Paradoxe Intention

Von Viktor E. Frankl (siehe Logotherapie) entwickelte Interventionstechnik zur Behandlung von Angst- und Zwangsneurosen. Im Rahmen der paradoxen Intention wird der Patient vorzugsweise humorvoll angewiesen, seine am meisten gefürchteten Symptome herbeizuwünschen bzw. selbst in die Tat umzusetzen.

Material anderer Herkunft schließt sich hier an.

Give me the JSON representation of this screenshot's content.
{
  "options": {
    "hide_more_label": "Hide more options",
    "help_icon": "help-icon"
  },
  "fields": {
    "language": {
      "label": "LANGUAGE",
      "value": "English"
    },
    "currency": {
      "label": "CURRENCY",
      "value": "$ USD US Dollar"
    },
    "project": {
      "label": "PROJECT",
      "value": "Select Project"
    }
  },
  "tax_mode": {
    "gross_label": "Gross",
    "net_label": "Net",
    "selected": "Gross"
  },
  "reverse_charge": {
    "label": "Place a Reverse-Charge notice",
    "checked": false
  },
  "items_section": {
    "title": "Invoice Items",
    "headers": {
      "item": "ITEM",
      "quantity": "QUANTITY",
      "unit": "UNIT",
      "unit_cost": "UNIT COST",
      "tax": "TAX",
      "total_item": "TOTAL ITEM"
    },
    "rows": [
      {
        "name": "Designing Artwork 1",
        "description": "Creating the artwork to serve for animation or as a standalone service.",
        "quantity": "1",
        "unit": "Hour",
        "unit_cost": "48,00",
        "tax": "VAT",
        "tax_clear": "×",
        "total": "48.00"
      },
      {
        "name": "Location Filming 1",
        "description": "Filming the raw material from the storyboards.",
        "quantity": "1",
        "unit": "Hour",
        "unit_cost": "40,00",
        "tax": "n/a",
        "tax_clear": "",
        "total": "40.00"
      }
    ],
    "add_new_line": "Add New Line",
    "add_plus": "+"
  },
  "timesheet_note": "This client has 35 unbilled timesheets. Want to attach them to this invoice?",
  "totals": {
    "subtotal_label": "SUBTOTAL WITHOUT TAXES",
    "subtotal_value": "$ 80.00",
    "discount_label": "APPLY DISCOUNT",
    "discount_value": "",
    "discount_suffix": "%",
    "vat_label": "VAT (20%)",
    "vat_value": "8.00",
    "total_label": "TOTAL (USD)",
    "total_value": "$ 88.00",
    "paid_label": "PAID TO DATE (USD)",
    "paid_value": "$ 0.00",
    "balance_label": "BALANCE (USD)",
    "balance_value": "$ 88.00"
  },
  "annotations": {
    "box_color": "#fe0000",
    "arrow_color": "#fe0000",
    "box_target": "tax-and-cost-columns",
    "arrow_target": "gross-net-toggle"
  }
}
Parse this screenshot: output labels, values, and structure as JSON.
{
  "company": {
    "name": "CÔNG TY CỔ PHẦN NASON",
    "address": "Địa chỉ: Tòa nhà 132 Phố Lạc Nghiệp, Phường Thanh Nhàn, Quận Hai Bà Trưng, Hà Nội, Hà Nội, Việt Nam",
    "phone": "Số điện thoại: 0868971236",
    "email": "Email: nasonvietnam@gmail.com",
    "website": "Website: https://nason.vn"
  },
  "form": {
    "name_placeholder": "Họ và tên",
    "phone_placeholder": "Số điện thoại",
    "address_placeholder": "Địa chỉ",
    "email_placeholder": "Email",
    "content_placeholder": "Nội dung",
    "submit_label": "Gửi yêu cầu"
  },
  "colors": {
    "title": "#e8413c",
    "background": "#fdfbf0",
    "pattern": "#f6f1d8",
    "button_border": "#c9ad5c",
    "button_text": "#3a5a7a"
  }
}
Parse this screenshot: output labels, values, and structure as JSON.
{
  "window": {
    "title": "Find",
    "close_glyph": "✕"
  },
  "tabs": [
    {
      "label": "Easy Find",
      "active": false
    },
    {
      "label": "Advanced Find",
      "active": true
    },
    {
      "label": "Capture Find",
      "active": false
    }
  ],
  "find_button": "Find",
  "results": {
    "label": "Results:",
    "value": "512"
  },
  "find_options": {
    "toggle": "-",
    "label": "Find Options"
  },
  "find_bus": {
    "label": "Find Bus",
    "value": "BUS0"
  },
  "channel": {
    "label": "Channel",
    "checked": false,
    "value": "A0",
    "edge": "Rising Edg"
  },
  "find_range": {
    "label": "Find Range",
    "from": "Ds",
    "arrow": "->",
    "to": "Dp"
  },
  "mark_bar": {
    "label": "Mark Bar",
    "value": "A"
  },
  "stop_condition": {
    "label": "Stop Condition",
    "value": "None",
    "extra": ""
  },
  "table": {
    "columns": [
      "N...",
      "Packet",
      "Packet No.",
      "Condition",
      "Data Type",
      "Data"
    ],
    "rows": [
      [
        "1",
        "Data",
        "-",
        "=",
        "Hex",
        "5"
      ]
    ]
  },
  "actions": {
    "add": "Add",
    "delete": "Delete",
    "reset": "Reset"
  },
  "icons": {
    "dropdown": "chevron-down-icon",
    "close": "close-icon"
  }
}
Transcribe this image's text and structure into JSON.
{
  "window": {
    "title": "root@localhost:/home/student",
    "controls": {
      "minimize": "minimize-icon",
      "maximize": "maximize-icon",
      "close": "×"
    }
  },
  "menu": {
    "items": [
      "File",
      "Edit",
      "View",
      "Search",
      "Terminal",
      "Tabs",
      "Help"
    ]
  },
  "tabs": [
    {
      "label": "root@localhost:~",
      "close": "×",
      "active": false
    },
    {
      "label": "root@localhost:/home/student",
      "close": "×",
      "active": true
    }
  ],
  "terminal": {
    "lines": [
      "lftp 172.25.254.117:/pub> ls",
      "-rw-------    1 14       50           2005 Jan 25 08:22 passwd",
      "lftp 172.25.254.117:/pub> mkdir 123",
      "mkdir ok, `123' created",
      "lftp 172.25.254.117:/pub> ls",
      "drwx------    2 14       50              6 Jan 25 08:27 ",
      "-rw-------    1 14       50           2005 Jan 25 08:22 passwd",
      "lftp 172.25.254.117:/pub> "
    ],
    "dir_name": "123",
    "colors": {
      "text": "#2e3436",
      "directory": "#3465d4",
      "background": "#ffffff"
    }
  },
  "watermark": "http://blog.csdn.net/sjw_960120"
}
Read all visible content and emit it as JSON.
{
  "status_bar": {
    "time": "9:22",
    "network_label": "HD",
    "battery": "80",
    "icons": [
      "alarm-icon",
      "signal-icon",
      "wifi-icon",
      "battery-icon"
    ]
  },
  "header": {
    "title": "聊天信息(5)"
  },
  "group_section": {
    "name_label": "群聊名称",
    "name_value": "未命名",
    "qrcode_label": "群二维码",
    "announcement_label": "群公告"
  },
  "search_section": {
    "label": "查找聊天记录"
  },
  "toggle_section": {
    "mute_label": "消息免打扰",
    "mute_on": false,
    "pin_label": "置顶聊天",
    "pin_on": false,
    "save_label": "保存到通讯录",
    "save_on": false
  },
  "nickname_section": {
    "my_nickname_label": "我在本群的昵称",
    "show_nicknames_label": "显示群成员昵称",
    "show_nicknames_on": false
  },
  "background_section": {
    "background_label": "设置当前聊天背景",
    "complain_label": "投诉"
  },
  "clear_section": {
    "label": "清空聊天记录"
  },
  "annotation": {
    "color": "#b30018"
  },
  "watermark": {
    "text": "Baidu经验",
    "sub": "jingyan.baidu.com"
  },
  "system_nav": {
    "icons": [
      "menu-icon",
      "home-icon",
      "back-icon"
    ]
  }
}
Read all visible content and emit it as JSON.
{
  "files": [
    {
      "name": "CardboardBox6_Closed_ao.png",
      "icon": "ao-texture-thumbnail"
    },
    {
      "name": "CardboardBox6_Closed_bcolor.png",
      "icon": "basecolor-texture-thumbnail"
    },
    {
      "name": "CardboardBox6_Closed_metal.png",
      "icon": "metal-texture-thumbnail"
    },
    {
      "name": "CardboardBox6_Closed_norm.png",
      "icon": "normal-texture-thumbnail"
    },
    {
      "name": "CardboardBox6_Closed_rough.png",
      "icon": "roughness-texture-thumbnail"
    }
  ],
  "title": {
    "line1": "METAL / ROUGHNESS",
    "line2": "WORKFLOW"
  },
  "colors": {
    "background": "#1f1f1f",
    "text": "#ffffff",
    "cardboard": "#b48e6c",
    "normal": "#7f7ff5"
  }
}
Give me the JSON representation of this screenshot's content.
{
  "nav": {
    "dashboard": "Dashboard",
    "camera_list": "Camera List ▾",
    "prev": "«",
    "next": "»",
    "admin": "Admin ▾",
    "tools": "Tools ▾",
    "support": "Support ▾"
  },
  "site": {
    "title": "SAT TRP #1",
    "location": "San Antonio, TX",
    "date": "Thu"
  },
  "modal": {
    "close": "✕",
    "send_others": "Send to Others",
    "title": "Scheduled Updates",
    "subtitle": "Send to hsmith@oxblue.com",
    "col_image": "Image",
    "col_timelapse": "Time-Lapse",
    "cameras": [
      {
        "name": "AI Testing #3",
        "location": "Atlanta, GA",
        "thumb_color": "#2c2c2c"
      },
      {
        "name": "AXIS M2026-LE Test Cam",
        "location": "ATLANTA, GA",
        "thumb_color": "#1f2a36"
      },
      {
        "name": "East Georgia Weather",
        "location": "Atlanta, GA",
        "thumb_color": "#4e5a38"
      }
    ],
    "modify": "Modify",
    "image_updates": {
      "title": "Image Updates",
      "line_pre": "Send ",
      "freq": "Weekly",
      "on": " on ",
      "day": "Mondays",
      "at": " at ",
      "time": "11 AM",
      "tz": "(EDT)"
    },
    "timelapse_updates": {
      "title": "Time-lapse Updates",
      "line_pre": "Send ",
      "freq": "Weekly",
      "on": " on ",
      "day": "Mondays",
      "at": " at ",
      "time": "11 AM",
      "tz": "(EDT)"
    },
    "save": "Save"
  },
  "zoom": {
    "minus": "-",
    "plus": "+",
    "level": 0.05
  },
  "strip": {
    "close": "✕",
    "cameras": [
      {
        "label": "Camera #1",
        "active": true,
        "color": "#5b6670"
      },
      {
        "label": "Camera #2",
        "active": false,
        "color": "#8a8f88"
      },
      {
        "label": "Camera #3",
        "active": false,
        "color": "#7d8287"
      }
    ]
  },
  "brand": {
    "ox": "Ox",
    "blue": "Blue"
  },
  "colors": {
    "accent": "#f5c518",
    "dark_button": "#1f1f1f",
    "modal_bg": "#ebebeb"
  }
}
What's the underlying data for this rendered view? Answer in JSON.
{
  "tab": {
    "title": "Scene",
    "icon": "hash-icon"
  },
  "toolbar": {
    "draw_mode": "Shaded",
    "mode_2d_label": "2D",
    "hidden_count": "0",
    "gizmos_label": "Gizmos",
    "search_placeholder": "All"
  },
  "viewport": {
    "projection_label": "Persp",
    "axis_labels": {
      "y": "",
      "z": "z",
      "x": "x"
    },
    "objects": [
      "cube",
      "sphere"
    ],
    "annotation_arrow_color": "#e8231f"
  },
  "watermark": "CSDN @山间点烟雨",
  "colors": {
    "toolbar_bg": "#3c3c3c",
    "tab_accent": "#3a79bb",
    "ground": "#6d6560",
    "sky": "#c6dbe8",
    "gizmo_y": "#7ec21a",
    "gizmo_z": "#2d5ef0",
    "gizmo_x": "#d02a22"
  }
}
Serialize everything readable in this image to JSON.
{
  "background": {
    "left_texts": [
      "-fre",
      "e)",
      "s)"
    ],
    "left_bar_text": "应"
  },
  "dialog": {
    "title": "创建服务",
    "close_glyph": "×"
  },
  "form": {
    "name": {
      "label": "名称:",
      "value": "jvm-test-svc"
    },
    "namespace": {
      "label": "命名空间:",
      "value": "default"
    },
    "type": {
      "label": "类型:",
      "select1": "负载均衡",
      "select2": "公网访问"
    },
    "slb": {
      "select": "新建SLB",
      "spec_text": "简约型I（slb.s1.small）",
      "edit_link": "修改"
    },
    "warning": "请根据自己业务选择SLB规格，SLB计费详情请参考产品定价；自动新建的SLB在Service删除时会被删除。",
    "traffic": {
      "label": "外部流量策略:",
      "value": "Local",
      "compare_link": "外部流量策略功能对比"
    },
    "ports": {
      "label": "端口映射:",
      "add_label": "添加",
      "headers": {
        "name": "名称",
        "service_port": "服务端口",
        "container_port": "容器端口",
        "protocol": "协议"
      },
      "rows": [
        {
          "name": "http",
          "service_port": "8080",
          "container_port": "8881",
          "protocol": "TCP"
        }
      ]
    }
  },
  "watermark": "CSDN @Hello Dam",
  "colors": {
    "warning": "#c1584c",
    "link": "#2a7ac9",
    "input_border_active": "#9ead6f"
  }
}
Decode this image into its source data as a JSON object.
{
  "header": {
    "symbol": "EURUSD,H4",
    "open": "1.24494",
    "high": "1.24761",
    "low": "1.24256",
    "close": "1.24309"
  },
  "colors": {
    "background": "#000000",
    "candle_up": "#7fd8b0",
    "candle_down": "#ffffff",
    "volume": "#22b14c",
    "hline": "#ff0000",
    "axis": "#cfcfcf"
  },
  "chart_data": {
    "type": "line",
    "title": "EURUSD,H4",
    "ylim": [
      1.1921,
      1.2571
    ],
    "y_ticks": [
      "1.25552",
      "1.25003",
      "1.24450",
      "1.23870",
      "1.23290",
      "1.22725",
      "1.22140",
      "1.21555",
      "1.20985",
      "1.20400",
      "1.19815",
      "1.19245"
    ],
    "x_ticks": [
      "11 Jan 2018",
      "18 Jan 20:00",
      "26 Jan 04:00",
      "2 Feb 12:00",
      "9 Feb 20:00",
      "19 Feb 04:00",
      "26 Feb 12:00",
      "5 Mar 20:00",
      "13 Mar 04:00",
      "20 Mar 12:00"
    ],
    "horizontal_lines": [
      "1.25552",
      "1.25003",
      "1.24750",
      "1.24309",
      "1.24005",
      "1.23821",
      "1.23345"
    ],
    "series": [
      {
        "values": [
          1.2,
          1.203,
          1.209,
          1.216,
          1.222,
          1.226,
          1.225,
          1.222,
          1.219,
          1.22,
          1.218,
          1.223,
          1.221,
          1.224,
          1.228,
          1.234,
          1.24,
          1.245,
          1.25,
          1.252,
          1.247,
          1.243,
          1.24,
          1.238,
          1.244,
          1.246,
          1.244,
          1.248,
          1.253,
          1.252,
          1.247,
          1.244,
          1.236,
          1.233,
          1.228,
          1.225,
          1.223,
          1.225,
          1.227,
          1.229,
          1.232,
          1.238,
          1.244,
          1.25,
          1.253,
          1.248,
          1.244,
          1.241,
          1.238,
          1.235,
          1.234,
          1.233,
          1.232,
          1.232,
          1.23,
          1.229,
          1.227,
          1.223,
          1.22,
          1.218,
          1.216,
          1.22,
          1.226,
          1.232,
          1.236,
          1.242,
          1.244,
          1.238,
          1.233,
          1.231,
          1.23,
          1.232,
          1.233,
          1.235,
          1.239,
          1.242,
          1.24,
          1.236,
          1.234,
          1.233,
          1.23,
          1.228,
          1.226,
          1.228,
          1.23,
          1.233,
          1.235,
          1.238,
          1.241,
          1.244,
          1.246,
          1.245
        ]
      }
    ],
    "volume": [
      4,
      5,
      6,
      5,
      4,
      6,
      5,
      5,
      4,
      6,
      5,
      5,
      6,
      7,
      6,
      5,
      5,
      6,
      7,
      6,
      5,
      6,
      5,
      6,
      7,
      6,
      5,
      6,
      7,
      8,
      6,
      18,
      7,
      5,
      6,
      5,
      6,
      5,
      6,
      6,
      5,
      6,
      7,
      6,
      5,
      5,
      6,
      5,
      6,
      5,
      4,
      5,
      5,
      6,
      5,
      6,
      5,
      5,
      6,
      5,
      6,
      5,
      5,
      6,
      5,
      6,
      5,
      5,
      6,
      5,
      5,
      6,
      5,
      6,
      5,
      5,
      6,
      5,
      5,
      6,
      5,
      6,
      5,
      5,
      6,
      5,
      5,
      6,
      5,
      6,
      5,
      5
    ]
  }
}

In ausgewähltem therapeutischen Setting und nach genauer Anamnese wird der angst- oder zwangsneurotische Patient angewiesen, sich genau das zu wünschen, wovor er sich fürchtet. Dieser Wunsch muss durch therapeutische Anleitung mittels Einsatz von Humor bis zur Unwirklichkeit verstärkt werden. Durch das zunehmende "Belächeln" der Ängste oder Zwänge durch den Patienten gewinnt dieser eine Distanz, die die Objektivierung der Lage ermöglicht und durch Absurdität zu einer Lösung von der Angst oder vom Zwang führt. Gute Ausbildung und schauspielerisches Talent eines humorvollen Therapeuten ist notwendig. Meist ist wegen der Laienausbildung in moderner Zeit die Dereflexion, also eine gezielte Ablenkung vom Symptom als Voraussetzung für den Einsatz der Paradoxen Intention durchzuführen. Zudem ist eine begleitende Psychotherapie für Begleitsymptome empfehlenswert.

Die paradoxe Intention wird als "Symptomverschreibung" auch in anderen Therapien (z.B. Verhaltenstherapie, Familientherapie) eingesetzt.

Entgegen der weit verbreiteten Meinung, heißt es tatsächlich "Paradoxe Intention" (nicht "Paradoxe Intervention"). Leider wird dies aus der Sekundärliteratur oftmals falsch zitiert.